部署kube-state-metrics-deployment.yaml

[root@PH-K8S-M01 k8s-prometheus-grafana]# cat kube-state-metrics-deployment.yaml

apiVersion: apps/v1

kind: Deployment

metadata:

  name: kube-state-metrics

  namespace: kube-system

  labels:

    k8s-app: kube-state-metrics

    kubernetes.io/cluster-service: "true"

    addonmanager.kubernetes.io/mode: Reconcile

    version: v1.3.0

spec:

  selector:

    matchLabels:

      k8s-app: kube-state-metrics

      version: v1.3.0

  replicas: 1

  template:

    metadata:

      labels:

        k8s-app: kube-state-metrics

        version: v1.3.0

      annotations:

        scheduler.alpha.kubernetes.io/critical-pod: ''

    spec:

      priorityClassName: system-cluster-critical

      serviceAccountName: kube-state-metrics

      containers:

      - name: kube-state-metrics

        image: **kube-state-metrics:v1.3.0

        ports:

        - name: http-metrics

          containerPort: 8080

        - name: telemetry

          containerPort: 8081

        readinessProbe:

          httpGet:

            path: /healthz

            port: 8080

          initialDelaySeconds: 5

          timeoutSeconds: 5

      - name: addon-resizer

        image: **addon-resizer:1.8.3

        resources:

          limits:

            cpu: 100m

            memory: 30Mi

          requests:

            cpu: 100m

            memory: 30Mi

        env:

          - name: MY_POD_NAME

            valueFrom:

              fieldRef:

                fieldPath: metadata.name

          - name: MY_POD_NAMESPACE

            valueFrom:

              fieldRef:

                fieldPath: metadata.namespace

        volumeMounts:

          - name: config-volume

            mountPath: /etc/config

        command:

          - /pod_nanny

          - --config-dir=/etc/config

          - --container=kube-state-metrics

          - --cpu=100m

          - --extra-cpu=1m

          - --memory=100Mi

          - --extra-memory=2Mi

          - --threshold=5

          - --deployment=kube-state-metrics

      volumes:

        - name: config-volume

          configMap:

            name: kube-state-metrics-config

---

# Config map for resource configuration.

apiVersion: v1

kind: ConfigMap

metadata:

  name: kube-state-metrics-config

  namespace: kube-system

  labels:

    k8s-app: kube-state-metrics

    kubernetes.io/cluster-service: "true"

    addonmanager.kubernetes.io/mode: Reconcile

data:

  NannyConfiguration: |-

    apiVersion: nannyconfig/v1alpha1

    kind: NannyConfiguration


驗證:在prometheus上查看target是否正常獲取到,Grath頁面能夠獲取到kube相關配置數據,如下

image.png

image.png


1.5 PromSQL基本語法

image.png

image.png


指標在grafana的體現:

查看某個指標的使用率,比如cpu使用率

用到rate函數,rate用來計算兩個間隔時間內發生的變化率。
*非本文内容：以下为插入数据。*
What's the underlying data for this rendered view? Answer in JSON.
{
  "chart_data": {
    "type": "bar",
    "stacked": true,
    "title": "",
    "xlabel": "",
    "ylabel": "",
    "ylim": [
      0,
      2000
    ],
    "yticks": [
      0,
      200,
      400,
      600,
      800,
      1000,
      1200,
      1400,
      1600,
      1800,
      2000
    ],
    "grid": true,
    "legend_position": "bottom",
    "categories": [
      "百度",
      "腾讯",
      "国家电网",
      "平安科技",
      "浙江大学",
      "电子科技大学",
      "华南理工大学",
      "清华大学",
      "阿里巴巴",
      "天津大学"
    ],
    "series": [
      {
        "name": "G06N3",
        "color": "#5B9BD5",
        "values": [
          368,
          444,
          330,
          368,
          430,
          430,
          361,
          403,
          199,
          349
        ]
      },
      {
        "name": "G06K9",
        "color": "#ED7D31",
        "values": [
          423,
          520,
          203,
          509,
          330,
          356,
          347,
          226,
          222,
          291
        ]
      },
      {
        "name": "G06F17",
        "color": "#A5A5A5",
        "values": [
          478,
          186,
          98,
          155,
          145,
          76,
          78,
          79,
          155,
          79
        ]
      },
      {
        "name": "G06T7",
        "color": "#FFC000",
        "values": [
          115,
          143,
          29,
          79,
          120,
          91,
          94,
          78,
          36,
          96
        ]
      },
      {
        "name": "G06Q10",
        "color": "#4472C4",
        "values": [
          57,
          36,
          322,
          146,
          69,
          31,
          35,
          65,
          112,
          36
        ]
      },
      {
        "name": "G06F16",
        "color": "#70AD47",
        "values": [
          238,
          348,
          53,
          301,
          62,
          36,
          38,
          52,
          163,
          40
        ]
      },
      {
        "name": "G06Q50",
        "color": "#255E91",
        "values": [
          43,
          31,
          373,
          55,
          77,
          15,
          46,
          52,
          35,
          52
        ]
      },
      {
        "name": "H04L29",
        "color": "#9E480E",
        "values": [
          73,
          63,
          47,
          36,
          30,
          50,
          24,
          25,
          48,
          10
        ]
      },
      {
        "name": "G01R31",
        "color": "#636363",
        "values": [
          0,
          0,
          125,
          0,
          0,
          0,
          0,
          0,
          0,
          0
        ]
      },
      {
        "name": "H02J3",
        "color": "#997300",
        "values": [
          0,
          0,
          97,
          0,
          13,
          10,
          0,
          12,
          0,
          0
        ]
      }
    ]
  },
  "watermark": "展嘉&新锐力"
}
如

rate(指標名{篩選條件}[時間間隔])

這兩個函數在 promethues 中經常用來計算增量或者速率,在使用時需要指定時間範圍如[1m]

irate(): 計算的是給定時間窗口內的每秒瞬時增加速率。

rate(): 計算的是給定時間窗口內的每秒的平均值。

比如查看1分鐘內非idle的cpu使用率rate(node_cpu_seconds_total{mode!="idle"}[1m])

Promsql表達式需要在prometheus調試頁面調試好再放入grafana進行數據展示,在prometheus-rule中編寫的expr作爲監控項,其實就是grafana中的各個監控指標,稍加修改,或者直接挪用作爲prometheus監控指標。

Node節點監控表達式

CPU使用率:獲取5分鐘cpu每秒空閒的平均值,從而得出cpu使用率

100-(avg(irate(node_cpu_seconds_total{mode="idle"}[5m]))by(instance)*100)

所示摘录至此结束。